“Una storia uguale a quella di tanti altri ragazzi”. Così Luca, con molta semplicità e con una serenità quasi disarmante, descrive il suo vissuto, il suo passato. La sua voce è tranquilla e, nonostante la conversazione telefonica, a tratti si percepisce che sta sorridendo quando riaffiorano alla memoria alcuni ricordi. La sua storia inizia in Germania, dove i suoi genitori si erano trasferiti – insieme a una colonia di greci e jugoslavi – per cercare di sfuggire alla crisi sociale ed economica che attanagliava l’Italia. “Sono figlio di emigrati, sono nato in Germania, ma non quella che conosciamo ora, era una Germania lontana, quella del muro di Berlino”. Crescendo inizia a confrontarsi con le prime difficoltà, si sente emarginato dagli altri ragazzi che formano gruppi perché hanno in comune le origini, la lingua, la cultura, mentre lui non si sentiva “né carne né pesce”.
Arivato in Italia con i suoi genitori, Luca inizia a frequentare un cugino che consuma stupefacenti. “A causa del mio carattere debole ho preso lui come modello, come esempio. Avevo solo 14 anni quando ho iniziato con le mie prime storiacce – racconta a In Terris -. Ero un ragazzo chiuso, pieno di paure“.
Il desiderio di una felicità momentanea ed effimera, fa cadere Luca nel tunnel della tossicodipendenza, fino a quando nella sua vita compare una donna, più grande di lui di sette anni, che diventa la sua compagna. “In quel periodo non consumavo stupefacenti, la mia droga era la mia ‘morosa’. Avevo sostituito una dipendenza con un’altra”. La relazione con una donna adulta, più grande di lui lo esaltava, lo faceva sentire importante, ma qualcosa non andava. “Ho fatto di tutto per farmi lasciare – spiega con sincerità -. A quel punto avevo la scusa perfetta per ricominciare a drogarmi”. Solo dopo aver bruciato tutto intorno a se, anche la famiglia, si convince a chiedere a aiuto per uscire da quel limbo. È così che ha conosciuto la Comunità Papà Giovanni XXIII fondata da don Oreste Benzi nel 1968.

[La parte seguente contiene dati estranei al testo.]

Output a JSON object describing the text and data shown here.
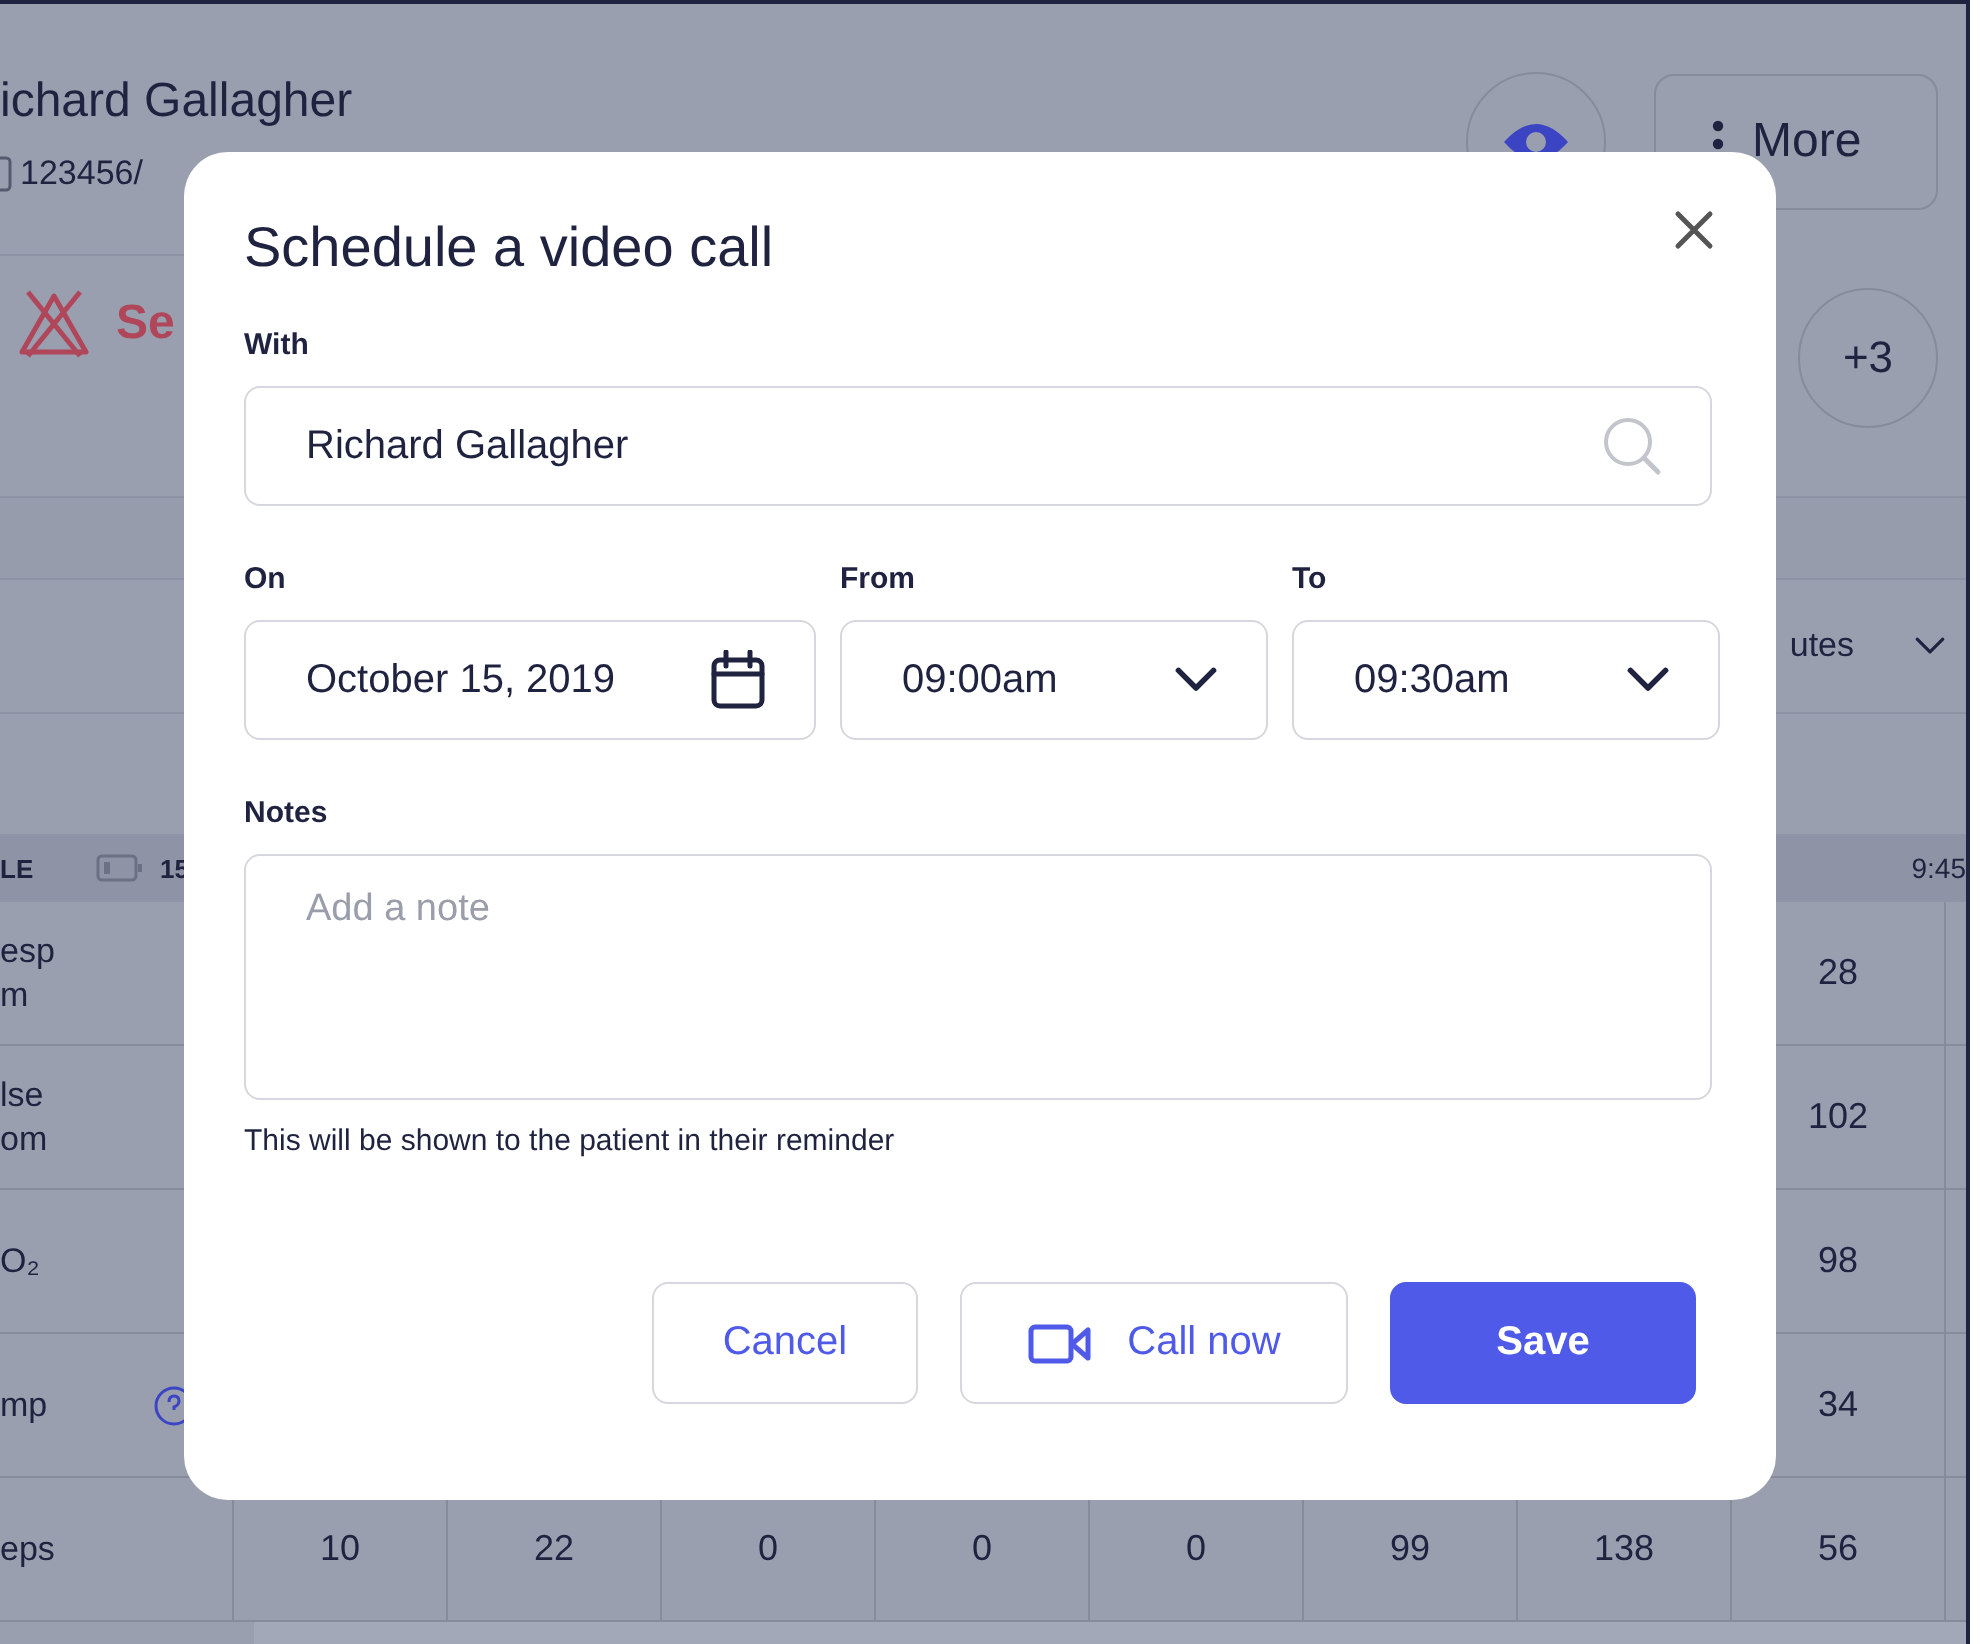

“Qui è iniziata la mia avventura, ho iniziato a conoscermi”. Il suo percorso all’interno della comunità terapeutica è durato 4 anni. “Quando sono arrivato a toccare dei punti importanti della mia vita ho dovuto chiedere aiuto alla fede. Non riuscivo a perdonarmi“. L’aiuto inaspettato è arrivato tramite don Nivio, un sacerdote membro dell’Apg. “Era arrivato il momento di confessarmi. Grazie al perdono ricevuto dal Signore, sono riuscito a perdonarmi anche io. È proprio da quel momento è ricominciata la mia vita“.
Durante l’ultima fase del programma di recupero Luca parte per un’esperienza come volontario in Cile, dove passa un anno in una pronta accoglienza per minori. Tornato in Italia, decide di tornare nel mondo del lavoro, ma si accorge che in quell’ambiente mancano quei valori importanti che da poco aveva riscoperto grazie alla Papà Giovanni. Decide così, insieme al responsabile Paolo Ramonda, di partire nuovamente come missionario in Cile. Dopo dieci mesi in una pronta accoglienza, gli viene chiesto di essere il responsabile della comunità terapeutica. “Ho dovuto fidarmi, non potevo mettere i puntini sulle ‘i’ – spiega -. Avevo dato disponibilità per due anni. Ne sono passati otto”, aggiunge ridendo. In Cileha incontrato il vero amore è si è sposato. Dopo il matrimonio ha chiesto di non essere più il responsabile della struttura, e ora con lui ci sono tre fratelli di comunità che si adoperano per far uscire i giovani dal tunnel della dipendenza.
“Nella Comunità riesci ad individuare la verità, riesci a capire i tuoi limiti. Questo non ti salva dal commettere errori, ma riconoscerli è punto di appoggio che ti aiuta a rialzarti. Sbagliare, cadere, riconoscere il proprio limite. È come convertirsi nuovamente. Per questo sì che vale la pena vivere”.
“La droga è una ferita nella nostra società, che intrappola molte persone nelle sue reti. Sono vittime che hanno perso la loro libertà in cambio di questa schiavitù” ha detto il Papa a proposito della tossicodipendenza. Purtroppo sono molti i giovani che finiscono in questo tunnel: chi per l’assenza della famiglia, chi per moda, chi per provare qualcosa di diverso. Non c’è mai un’unica causa, non si può generalizzare, così come non si può cadere nell’errore di classificare una persona per il suo vissuto. Ognuno, come ha anche ribadito il Pontefice, “ha una storia personale diversa, che va ascoltata, compresa, amata e, per quanto possibile, sanata e purificata”.